Eric Hosbawm - Era dos Extremos

Eric Hosbawm - Era dos Extremos

Uma nova cultura de guerra parece estar surgindo neste início de século. O senhor teme que um possível choque entre as civilizações possa substituir o confronto das idéias?

ERIC HOBSBAWM: Não acredito, como também não reconheço essa nova modalidade de guerra. Guerra se declara a um estado, não a facções religiosas ou políticas. Quando lemos ou ouvimos os últimos noticiários sobre “guerra aos terroristas”, “guerra do bem contra o mal”, concluímos que, até agora, a guerra está sendo travada no campo da retórica. Trata-se, na verdade, de uma retórica auto-referencial dos Estados Unidos. É natural que os americanos despertem de um drama sangrento com sede de revanche, de retaliação, pois hoje eles se sentem violados em seus mais profundos valores. Tragédias provocadas pelo terror cimentam a solidariedade civil e, conseqüentemente, irrigam a sede de vingança. A hora, contudo, é de reflexão, não de revanche. O momento é inoportuno também para se falar em justiça, pois neste momento ela seria interpretada como vingança nos Estados Unidos. Mas falar em “choque entre civilizações” é uma tentativa de redirecionar o problema. Estamos assistindo a um conflito de opiniões, não a um choque entre civilizações. Cristãos e islâmicos formam uma única civilização. Ambos têm seus valores e dogmas bem sedimentados. Portanto, tentar colocá-los em lados opostos é pretender fragilizar o argumento histórico.

Qual o curso que o terror nos Estados Unidos segue?

HOBSBAWM: Há duas mensagens contidas nos ataques terroristas aos Estados Unidos, que todos nós, do mundo ocidental, deploramos, assim como igualmente reagiram a maioria dos países do Oriente Médio e da Ásia. Primeiramente, o governo americano deve se perguntar por que uma onda antiimperialista, antiamericanista, que ganhou força em todos os oceanos do mundo, inunda com tanta implacabilidade os Estados Unidos? Outra mensagem encontra-se embutida em duas outras indagações: por que os responsáveis por essa tragédia sacrificaram as próprias vidas no processo, e por que os Estados Unidos são hoje odiados com imensurável rancor não somente nos países árabes e islâmicos, mas em grande parte do mundo em desenvolvimento? A essas perguntas os Estados Unidos respondem com ponderações incipientes, dizendo que a liberdade e a democracia foram atacadas. A resposta não é tão simplista. A mim, pessoalmente, parece que alguém está tentando dizer ao presidente George Bush que sua política externa negligenciou as necessidades de grande parte dos países árabes e islâmicos, dos países em desenvolvimento; que nenhum país é hegemônico o suficiente para governar o mundo sozinho.

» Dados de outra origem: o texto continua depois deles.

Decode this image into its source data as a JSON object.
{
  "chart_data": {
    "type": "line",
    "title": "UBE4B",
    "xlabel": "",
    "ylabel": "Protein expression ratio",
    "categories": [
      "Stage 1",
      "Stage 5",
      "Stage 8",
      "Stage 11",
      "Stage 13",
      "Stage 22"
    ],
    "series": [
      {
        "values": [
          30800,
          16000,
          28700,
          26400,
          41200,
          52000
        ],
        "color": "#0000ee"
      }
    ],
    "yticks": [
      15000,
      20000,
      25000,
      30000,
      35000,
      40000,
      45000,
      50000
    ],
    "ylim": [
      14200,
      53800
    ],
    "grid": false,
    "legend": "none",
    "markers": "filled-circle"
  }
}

O senhor acredita que a reação dos Estados Unidos, até o momento, tem se revelado infrutífera? Que Osama bin Laden é o culpado?

HOBSBAWM: Não é improvável que Bin Laden esteja envolvido, mas estamos à espera de evidências irrefutáveis. No momento, o presidente Bush reage da maneira como os americanos desejam que ele reaja. A prisão de suspeitos nos Estados Unidos é uma resposta imediata à ansiedade, à angústia do povo americano. A declaração de guerra, igualmente. Mas é no fronte da política, da diplomacia — e não da força — que a resposta americana se mostrará mais eficiente. A política de assassinatos a mentores de ataques suicidas, conduzida por Israel na Palestina, tem fracassado. Se Bush decidir copiar o modelo israelense para solucionar um problema que até agora se encontra na esfera doméstica americana, é provável que se defronte também com o fracasso. Invadir o Afeganistão, assassinar Bin Laden e seus seguidores? Não me parece a reação mais eficiente. Se Bin Laden é mesmo o responsável pelos ataques aos Estados Unidos, outras células do terrorismo podem ser encontradas fora do Afeganistão. Quando o presidente Bush solenemente anuncia que declara guerra aos terroristas, ele não quer dizer que está se mobilizando contra o ETA ou o IRA. É isso o que o mundo muçulmano, igualmente em choque, se pergunta. Quando se fala em guerra, devem-se avaliar as conseqüências que os excessos de retórica podem gerar.

O senhor, então, não acredita que estejamos próximos de uma Terceira Guerra?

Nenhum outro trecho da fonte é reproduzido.